LaPresse
L'editoriale del direttore
Perché il caso Disney-Kimmel ci ricorda quanto i mercati aiutino a proteggere la democrazia dai populisti
Dopo la sospensione del programma "Jimmy Kimmel Live", per mandato di Trump, il titolo della multinazionale ha perso quasi il due per cento per un valore di circa 3,87 miliardi di dollari. E alla fine Disney ci ha ripensato
Trovare punti di riferimento stabili, credibili, costanti e soprattutto efficaci a difesa della democrazia liberale, oggi, è un’operazione spericolata, quasi eroica, che raramente offre soddisfazioni concrete. La difesa della democrazia liberale, oggi, una difesa coerente, come si direbbe, non episodica, non strumentale, è diventata disgraziatamente negoziabile e capita spesso di osservare in giro per il mondo, intorno al vecchio globo terracqueo di meloniana memoria, osservatori, politici, intellettuali pronti a erigere barriere contro le esondazioni illiberali ogni qual volta le suddette esondazioni hanno un colore politico diverso da quello che si ha più a cuore. Esiste però un caso formidabile, un’eccezione alla regola, in cui l’argine contro i nemici della democrazia liberale funziona sia che la minaccia arrivi da destra sia che arrivi da sinistra. L’argine, da qualche mese, è tornato a funzionare, in modo costante ma non sempre apprezzato, e l’argine a cui facciamo riferimento ha avuto un ruolo non di poco conto, qualche giorno fa, nel costringere la Disney a fare un passo indietro rispetto a una scelta dettata da un diktat violento di Trump: sospendere il “Jimmy Kimmel Live”.

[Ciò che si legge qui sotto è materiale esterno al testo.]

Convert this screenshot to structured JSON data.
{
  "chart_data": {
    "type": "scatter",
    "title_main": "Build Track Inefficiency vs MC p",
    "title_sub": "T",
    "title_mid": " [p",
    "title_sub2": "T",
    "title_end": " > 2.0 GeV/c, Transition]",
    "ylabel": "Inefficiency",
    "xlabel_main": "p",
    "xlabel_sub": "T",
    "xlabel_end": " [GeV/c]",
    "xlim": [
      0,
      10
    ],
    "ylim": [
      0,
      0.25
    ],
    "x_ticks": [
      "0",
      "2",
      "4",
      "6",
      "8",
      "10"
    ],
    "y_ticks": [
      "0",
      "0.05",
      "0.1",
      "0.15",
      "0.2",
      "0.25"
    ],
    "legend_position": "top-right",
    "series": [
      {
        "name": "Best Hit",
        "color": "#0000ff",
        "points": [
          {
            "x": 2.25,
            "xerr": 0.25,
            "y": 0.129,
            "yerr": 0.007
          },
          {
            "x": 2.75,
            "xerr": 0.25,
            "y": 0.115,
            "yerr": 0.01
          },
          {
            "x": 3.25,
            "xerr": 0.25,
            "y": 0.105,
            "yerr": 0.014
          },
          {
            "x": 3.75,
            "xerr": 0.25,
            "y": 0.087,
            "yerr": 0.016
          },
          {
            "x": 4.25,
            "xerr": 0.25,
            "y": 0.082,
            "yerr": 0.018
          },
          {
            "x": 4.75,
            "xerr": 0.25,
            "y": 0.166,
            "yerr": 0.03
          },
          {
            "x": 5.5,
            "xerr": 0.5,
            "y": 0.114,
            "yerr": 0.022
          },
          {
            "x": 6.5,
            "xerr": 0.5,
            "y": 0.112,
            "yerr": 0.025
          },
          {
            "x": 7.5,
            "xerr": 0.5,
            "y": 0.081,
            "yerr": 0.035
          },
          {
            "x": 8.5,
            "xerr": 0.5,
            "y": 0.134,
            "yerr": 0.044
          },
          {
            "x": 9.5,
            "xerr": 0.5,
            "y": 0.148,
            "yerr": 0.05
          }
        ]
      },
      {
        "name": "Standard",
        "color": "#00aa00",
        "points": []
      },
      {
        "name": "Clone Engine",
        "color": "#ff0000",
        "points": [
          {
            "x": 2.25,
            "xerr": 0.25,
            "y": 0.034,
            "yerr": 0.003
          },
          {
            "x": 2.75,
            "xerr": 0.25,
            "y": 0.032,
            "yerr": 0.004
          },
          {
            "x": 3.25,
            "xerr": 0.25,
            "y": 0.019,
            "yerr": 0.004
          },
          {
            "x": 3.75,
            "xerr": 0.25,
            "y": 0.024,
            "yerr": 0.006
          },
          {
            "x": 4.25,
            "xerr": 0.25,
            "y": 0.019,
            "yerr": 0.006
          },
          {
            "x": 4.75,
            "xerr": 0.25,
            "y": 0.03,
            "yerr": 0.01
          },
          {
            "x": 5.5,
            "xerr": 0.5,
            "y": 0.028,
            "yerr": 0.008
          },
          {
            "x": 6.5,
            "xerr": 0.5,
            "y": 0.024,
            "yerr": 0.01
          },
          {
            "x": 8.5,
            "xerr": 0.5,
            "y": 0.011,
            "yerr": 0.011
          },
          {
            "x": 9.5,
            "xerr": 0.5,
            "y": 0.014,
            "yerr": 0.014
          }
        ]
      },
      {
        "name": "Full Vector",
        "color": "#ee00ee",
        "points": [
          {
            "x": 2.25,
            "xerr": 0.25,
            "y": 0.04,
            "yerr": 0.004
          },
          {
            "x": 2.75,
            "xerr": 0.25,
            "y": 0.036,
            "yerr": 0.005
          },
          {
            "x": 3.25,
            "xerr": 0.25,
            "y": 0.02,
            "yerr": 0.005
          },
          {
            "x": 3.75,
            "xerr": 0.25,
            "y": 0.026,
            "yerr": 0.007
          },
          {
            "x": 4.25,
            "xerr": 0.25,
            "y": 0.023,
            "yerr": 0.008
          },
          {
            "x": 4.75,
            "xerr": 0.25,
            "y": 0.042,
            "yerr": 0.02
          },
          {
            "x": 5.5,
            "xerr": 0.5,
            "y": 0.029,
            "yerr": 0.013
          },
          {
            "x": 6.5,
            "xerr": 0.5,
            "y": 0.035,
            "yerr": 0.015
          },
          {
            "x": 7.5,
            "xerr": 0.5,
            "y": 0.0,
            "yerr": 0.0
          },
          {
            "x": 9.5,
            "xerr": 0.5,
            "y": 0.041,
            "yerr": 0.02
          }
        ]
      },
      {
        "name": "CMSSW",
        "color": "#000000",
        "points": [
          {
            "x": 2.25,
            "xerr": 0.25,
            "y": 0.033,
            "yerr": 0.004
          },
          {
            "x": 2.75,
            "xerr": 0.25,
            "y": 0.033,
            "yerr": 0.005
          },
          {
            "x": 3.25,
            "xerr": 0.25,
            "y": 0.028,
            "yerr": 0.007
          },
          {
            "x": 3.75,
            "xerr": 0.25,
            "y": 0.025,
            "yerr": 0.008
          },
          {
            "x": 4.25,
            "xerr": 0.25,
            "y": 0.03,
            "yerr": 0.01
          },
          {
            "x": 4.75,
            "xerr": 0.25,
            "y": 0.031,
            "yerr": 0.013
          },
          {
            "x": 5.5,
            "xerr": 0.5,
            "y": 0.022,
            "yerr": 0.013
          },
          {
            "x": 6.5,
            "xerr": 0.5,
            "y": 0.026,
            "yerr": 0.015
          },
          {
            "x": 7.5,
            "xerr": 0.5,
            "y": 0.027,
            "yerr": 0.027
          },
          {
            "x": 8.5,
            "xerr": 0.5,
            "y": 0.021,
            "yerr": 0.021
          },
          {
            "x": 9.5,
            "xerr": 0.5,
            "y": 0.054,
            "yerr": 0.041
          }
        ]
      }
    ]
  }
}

Trump, lo ricorderete, aveva autorizzato il presidente della Fcc, Brendan Carr, presidente della Commissione federale per le comunicazioni degli Stati Uniti, a minacciare ritorsioni alla Disney se non avesse sospeso il programma di Kimmel, colpevole secondo i trumpiani di essere stato poco rispettoso di Kirk e di Trump stesso in uno sketch comico. La Disney, il 17 settembre, ha scelto di sospendere il programma. Il 22 settembre ha scelto di rimetterlo in onda, cambiando solo l’orario. In questo arco di tempo è successo quello che capita spesso quando in una democrazia un politico tende ad accendere il ventilatore dell’autoritarismo: sono intervenuti i mercati. Nel caso specifico, il titolo Disney è crollato, ha perso quasi il due per cento, la caduta si è tradotta in una perdita di valore di circa 3,87 miliardi di dollari, e Disney ci ha ripensato. Non è la prima volta che il mercato, e la globalizzazione, nella pazza, disordinata e illiberale stagione trumpiana ha dimostrato di essere un antidoto con cui governare le follie. E’ successo il 2 aprile, quando Trump ha scelto di annunciare il suo Liberation Day, promettendo dazi molto elevati in mezzo pianeta. Pochi giorni dopo le borse sono crollate, i rendimenti dei titoli di stato americani hanno raggiunto i livelli di guardia, e sette giorni dopo l’annuncio Trump è stato costretto prima a una moratoria di novanta giorni e poi a una politica più prudente anche se sempre sconvolgente sul tema dei dazi.
Lo stesso processo, in fondo, è successo con Elon Musk, costretto a rivedere le coordinate del suo estremismo, e la sua partecipazione alla vita di coppia con Trump, subito dopo i molti crolli in Borsa di Tesla, e da quando Musk è tornato a fare l’imprenditore le azioni di Tesla sono tornate a correre (ad aprile un’azione Tesla valeva 200 dollari, oggi 371). E lo stesso processo in fondo è capitato all’Europa che ha trasformato il mercato in un argine al trumpismo al punto da considerare il protezionismo un’arma così pericolosa da essere arrivata a sbloccare numerosi accordi di libero scambio proprio per governare l’isteria illiberale del metodo Trump: prima con l’accordo sul Mercosur, appoggiato finalmente anche dall’Italia, e ora con l’accordo con l’Indonesia, finalizzato ieri. La democrazia liberale non è mai stata così sotto attacco come negli ultimi mesi, da parte di chi la odia ma anche da parte di chi dovrebbe difenderla, e mai come oggi tutti coloro che nel passato recente hanno cercato di creare una simmetria tra la difesa del mercato e la proliferazione del populismo non possono non ammettere di aver raccontato per anni balle: le borse aiutano la democrazia a resistere, i mercati spingono come dimostra anche il caso italiano il populismo a non proliferare, la globalizzazione aiuta il mondo ad allontanare le guerre commerciali e forse non solo quelle.